The store and post office have since gone from strength to strength and, when Mr Worsdale bought the business 18 months ago, he felt positive about its future.

But the Post Office has since announced the closure of 2,500 offices across the country, and in a town with two offices within a mile of each other Mr Worsdale fears a questionmark hangs over his future.

“Until it became apparent how the programme of closures was progressing in other parts of the country, I felt quite relaxed, but some very busy offices have closed, and with the process about to start in Norfolk, I am quite worried,” he said.

After being visited by Mr Lamb, who offered his support, Mr Worsdale collected 350 customer signatures.
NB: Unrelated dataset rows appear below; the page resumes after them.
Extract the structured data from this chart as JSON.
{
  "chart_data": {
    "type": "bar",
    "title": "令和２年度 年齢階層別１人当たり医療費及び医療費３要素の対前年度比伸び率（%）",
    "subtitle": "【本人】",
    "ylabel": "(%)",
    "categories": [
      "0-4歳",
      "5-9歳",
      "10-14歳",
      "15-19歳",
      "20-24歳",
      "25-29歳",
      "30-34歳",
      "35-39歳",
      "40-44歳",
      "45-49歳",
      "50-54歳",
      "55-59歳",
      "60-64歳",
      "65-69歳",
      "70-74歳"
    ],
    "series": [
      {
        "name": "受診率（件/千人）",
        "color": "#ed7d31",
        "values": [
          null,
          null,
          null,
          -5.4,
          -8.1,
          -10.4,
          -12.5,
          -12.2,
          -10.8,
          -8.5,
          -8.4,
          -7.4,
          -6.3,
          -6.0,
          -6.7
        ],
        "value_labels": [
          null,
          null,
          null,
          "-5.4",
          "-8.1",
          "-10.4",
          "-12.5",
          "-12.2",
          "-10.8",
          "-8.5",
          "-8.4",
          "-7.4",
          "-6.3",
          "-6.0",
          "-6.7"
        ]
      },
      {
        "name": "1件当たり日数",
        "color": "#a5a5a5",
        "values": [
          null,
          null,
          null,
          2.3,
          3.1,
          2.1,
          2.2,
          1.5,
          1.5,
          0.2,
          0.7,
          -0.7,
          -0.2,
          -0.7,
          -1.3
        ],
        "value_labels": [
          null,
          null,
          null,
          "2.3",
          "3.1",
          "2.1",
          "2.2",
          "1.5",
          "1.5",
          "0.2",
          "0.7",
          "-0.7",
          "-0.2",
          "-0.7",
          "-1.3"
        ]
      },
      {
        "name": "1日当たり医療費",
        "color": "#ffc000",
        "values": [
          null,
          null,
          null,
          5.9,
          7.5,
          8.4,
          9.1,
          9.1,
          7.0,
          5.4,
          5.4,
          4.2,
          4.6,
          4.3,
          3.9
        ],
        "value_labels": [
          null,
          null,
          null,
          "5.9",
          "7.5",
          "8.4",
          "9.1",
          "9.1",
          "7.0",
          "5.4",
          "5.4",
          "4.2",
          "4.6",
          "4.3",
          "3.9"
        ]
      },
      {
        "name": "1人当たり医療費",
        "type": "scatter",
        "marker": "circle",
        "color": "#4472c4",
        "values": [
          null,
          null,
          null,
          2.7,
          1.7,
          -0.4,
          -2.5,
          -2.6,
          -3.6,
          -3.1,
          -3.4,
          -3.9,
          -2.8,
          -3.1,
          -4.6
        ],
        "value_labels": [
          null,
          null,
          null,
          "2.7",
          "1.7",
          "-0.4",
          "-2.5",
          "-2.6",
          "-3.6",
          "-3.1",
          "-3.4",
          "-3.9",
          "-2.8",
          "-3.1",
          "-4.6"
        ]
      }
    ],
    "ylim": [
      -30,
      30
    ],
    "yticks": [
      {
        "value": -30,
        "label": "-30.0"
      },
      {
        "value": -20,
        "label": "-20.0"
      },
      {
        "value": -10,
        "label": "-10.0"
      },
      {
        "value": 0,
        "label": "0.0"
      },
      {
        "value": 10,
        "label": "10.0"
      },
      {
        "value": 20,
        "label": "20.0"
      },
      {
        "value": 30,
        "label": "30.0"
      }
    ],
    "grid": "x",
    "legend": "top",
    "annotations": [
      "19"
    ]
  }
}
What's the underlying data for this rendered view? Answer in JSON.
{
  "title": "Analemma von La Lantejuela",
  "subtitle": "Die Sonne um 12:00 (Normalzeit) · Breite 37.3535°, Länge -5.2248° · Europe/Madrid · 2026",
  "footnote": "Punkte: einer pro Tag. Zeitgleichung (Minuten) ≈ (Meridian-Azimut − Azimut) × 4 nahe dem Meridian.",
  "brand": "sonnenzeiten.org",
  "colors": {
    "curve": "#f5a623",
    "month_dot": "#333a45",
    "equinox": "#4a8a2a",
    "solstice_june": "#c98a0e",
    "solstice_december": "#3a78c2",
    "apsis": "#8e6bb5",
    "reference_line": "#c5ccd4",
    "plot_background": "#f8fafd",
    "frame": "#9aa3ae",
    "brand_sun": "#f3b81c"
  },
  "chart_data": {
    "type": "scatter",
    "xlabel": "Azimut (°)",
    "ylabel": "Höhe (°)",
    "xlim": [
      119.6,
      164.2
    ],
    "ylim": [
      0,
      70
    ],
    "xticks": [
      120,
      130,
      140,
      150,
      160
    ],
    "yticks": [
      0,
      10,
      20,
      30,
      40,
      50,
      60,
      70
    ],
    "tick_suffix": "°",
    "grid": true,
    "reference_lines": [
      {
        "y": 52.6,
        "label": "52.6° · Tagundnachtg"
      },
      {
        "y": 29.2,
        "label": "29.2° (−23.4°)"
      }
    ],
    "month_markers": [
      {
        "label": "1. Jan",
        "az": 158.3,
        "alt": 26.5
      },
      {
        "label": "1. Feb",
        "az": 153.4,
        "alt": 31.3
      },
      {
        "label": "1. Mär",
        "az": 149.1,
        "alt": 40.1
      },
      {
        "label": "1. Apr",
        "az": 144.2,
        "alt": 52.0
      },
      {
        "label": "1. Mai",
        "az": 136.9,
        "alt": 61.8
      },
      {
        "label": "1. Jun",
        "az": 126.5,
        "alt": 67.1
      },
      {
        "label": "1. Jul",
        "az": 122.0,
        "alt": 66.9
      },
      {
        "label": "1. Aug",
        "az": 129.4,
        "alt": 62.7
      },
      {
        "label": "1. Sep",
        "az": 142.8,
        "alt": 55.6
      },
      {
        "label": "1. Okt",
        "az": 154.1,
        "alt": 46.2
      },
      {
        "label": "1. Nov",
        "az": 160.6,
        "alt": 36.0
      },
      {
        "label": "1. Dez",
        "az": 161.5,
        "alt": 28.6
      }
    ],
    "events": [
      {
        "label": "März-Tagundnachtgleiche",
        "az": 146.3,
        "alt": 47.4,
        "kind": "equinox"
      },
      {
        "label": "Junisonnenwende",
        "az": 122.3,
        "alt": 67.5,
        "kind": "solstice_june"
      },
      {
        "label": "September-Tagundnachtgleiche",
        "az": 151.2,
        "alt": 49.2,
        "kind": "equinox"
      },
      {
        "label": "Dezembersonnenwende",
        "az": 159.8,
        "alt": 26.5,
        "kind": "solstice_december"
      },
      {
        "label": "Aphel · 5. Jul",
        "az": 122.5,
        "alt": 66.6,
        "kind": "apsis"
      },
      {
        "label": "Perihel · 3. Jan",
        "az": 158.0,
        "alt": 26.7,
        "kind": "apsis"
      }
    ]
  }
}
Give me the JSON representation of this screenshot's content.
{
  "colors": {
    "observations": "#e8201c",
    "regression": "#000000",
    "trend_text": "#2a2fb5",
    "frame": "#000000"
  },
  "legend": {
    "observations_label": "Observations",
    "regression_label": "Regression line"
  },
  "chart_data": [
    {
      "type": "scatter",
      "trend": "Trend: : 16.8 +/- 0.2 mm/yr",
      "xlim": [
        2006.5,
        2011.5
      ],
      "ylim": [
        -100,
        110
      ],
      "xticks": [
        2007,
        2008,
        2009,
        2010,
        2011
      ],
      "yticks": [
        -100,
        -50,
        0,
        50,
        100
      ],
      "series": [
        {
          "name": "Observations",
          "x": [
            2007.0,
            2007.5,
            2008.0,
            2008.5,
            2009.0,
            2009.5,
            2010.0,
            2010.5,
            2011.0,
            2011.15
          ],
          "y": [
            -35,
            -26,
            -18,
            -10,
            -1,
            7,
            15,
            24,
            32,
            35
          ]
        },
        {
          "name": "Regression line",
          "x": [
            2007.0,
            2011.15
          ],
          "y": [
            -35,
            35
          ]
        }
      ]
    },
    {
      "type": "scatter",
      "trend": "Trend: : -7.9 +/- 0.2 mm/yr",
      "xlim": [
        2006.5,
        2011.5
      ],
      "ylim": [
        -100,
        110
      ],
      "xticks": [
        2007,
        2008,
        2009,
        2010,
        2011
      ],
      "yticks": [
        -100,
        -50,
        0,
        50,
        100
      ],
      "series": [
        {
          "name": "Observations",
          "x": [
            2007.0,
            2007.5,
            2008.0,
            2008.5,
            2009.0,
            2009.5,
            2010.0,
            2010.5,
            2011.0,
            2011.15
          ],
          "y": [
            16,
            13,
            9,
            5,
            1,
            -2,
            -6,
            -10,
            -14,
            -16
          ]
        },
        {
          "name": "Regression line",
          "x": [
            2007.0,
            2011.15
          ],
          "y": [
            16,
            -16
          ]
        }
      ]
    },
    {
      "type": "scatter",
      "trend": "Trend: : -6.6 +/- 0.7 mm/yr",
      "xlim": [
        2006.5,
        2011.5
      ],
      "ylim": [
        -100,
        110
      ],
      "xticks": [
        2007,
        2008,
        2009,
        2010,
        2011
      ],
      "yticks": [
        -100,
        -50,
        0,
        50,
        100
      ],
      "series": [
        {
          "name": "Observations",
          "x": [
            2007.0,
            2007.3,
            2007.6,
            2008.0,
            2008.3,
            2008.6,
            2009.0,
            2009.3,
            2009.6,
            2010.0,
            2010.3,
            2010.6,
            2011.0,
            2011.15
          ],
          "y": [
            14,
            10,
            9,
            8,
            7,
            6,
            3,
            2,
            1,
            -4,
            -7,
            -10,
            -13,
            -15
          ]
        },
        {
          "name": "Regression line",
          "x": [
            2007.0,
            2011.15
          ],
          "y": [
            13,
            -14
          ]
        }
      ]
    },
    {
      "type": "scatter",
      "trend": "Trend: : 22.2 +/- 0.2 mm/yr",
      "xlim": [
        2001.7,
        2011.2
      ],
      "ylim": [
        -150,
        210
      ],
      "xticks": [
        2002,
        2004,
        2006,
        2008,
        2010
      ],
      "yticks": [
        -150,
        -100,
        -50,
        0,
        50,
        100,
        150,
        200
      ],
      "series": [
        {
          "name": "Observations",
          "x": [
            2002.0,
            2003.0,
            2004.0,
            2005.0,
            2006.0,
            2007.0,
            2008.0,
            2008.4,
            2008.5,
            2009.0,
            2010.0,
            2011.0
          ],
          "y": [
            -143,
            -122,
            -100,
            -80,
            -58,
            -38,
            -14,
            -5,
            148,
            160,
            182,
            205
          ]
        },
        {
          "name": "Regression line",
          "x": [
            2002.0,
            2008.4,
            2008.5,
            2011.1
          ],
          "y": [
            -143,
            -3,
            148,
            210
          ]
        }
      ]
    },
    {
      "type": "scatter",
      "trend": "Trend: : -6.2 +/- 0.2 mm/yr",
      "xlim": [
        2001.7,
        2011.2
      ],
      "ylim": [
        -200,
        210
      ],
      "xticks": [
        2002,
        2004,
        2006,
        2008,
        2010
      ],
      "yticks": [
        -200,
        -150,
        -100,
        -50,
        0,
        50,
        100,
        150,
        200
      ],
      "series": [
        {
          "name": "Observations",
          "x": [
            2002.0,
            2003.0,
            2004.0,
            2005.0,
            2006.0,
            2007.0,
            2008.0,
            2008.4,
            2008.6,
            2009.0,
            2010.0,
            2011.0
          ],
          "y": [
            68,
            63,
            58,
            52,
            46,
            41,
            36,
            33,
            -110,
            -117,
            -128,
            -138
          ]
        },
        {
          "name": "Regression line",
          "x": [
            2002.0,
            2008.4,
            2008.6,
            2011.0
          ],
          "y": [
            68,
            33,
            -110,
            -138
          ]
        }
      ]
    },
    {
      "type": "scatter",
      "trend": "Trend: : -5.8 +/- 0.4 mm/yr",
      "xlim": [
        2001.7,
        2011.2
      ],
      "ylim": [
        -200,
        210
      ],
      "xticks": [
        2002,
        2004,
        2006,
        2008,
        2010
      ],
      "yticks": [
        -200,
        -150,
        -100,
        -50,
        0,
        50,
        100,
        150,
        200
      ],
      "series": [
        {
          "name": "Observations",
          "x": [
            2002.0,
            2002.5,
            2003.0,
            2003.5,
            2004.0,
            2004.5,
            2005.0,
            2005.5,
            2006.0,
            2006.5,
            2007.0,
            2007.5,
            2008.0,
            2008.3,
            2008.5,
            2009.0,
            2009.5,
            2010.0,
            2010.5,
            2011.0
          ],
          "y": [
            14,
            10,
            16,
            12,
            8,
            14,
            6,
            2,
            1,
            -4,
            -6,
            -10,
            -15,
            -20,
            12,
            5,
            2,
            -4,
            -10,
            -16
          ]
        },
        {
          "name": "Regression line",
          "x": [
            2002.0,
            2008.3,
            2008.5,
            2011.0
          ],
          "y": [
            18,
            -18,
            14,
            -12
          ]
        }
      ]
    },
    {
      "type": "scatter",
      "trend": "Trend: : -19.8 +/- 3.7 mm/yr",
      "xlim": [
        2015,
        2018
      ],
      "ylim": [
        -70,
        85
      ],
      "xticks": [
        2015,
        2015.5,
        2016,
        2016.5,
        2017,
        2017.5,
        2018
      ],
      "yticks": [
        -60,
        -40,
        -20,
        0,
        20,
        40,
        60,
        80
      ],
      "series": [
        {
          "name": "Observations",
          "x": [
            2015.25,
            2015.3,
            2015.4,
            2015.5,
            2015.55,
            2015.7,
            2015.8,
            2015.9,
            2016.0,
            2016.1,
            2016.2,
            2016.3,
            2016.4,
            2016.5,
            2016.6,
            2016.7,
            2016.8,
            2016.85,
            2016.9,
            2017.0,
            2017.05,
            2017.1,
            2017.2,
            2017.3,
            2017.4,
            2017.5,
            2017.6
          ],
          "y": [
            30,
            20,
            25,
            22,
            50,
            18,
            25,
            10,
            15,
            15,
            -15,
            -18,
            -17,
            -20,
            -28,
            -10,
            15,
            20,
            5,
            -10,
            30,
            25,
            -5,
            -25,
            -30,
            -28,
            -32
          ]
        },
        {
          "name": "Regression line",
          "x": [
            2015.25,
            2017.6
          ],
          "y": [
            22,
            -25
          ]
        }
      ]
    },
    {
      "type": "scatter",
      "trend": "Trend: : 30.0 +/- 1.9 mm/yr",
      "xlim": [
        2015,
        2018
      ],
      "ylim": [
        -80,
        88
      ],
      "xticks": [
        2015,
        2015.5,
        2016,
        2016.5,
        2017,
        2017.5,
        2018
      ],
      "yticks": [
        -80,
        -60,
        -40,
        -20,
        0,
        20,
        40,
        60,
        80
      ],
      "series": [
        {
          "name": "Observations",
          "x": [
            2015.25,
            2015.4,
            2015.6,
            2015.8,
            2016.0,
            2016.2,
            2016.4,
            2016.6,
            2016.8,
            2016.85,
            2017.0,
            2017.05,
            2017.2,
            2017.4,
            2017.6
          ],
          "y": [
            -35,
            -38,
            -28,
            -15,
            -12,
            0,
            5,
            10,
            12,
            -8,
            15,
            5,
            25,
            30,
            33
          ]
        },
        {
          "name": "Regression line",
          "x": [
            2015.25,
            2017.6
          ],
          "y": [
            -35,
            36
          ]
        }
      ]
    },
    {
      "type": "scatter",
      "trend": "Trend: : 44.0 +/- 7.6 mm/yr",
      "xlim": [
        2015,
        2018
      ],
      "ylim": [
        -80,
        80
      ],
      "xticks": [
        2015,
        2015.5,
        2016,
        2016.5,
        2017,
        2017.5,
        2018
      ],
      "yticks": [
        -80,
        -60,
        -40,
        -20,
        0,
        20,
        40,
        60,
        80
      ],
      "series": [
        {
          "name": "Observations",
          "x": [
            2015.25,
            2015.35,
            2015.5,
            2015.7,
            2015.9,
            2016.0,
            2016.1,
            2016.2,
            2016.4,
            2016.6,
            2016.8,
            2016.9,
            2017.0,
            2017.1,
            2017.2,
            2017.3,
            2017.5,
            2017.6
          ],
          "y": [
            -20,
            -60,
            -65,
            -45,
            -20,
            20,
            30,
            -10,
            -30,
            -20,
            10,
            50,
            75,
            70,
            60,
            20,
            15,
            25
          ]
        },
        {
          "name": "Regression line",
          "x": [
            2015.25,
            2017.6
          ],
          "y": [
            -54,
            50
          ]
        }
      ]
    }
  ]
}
“We gathered these in just one week, which serves to illustrate the depth of public disquiet about this issue,”

he said. “I am still collecting signatures and although this is a privately-owned business, I am providing a public service, and I am as keen as my customers are to see this office stay open.”

Proposed closures will be announced in March, and it has been estimated that 17pc of post offices in Norfolk could shut for good.

“Since the programme was launched, we have lived in a state of total uncertainty and we are now moving into a critical phase in this part of the country,” said Mr Worsdale.

“I am not whingeing and I don't want a subsidy, I would just hate to see a well-supported post office like this one sacrificed to keep a less well-used one open.”

At the beginning of the consultation period, notices will be displayed at post offices earmarked for closure, with the public given six weeks to respond.

“What worries me is that, by that time, things will be cut and dried, so I want people to be ready to make their feelings known,” said Mr Worsdale.